Alternatives are to store all documentation in a system that can be indexed like SharePoint or other such software...then you can just search for words in documents.
Heather posted on Friday, July 5, 2013 1:26 PM
I really enjoyed the article. I think you identified a few struggles that we business analyst do come up against at one time or another during our career- Archeology, and the importance of it.

Archeology, in fact, has in the past helped me succeed fast (thus saving time) and gave me way beyond what anyone else could provide to me- perspective and answers. The one thing that I have come up against time and time again is understanding why past decisions were made and what is the current state; that is when archeology comes in to play. Sometimes, depending on what artifacts that you are able to find, the action of archeology will give you context as to the progress over time, understanding of what the “pain” was at that time and what decisions were made that lead the business to where they are today. Other times you will simply only gain a piece or pieces of artifacts but none the less- they give you something than rather having nothing and starting from scratch.

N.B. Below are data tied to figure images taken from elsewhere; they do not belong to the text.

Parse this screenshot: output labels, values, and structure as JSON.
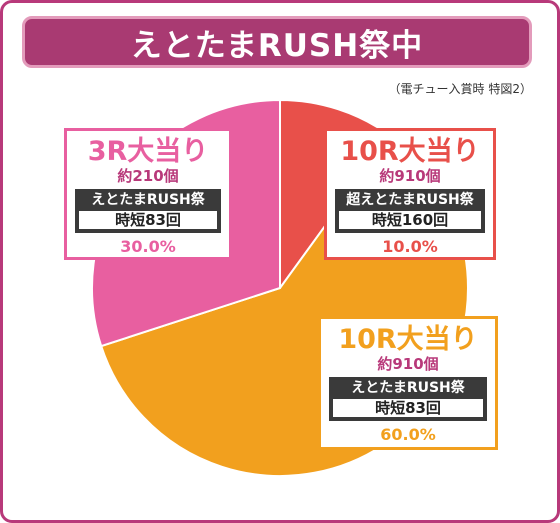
{
  "header": {
    "title": "えとたまRUSH祭中"
  },
  "note": "（電チュー入賞時 特図2）",
  "colors": {
    "pink": "#e85fa0",
    "red": "#e8504a",
    "orange": "#f2a01e",
    "frame": "#b8397a"
  },
  "chart_data": {
    "type": "pie",
    "title": "えとたまRUSH祭中",
    "slices": [
      {
        "label": "10R大当り",
        "payout": "約910個",
        "mode": "超えとたまRUSH祭",
        "time": "時短160回",
        "value": 10.0,
        "percent_text": "10.0%",
        "color": "#e8504a"
      },
      {
        "label": "10R大当り",
        "payout": "約910個",
        "mode": "えとたまRUSH祭",
        "time": "時短83回",
        "value": 60.0,
        "percent_text": "60.0%",
        "color": "#f2a01e"
      },
      {
        "label": "3R大当り",
        "payout": "約210個",
        "mode": "えとたまRUSH祭",
        "time": "時短83回",
        "value": 30.0,
        "percent_text": "30.0%",
        "color": "#e85fa0"
      }
    ]
  }
}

Great article and to answer your question in the article "How do we emphasize that the focus of doing “business archaeology” should be to uncover the information and data necessary for a thorough and complete analysis and not to create or recreate information and data that doesn’t exist or won’t add value?"..... My thoughts would be to get engaged in the project as soon as you can. If you are engaged early enough, then you may have influence to ask these types of questions that could ultimately lead the project on a completely different path than the Sponsor was expecting- and would have a better outcome.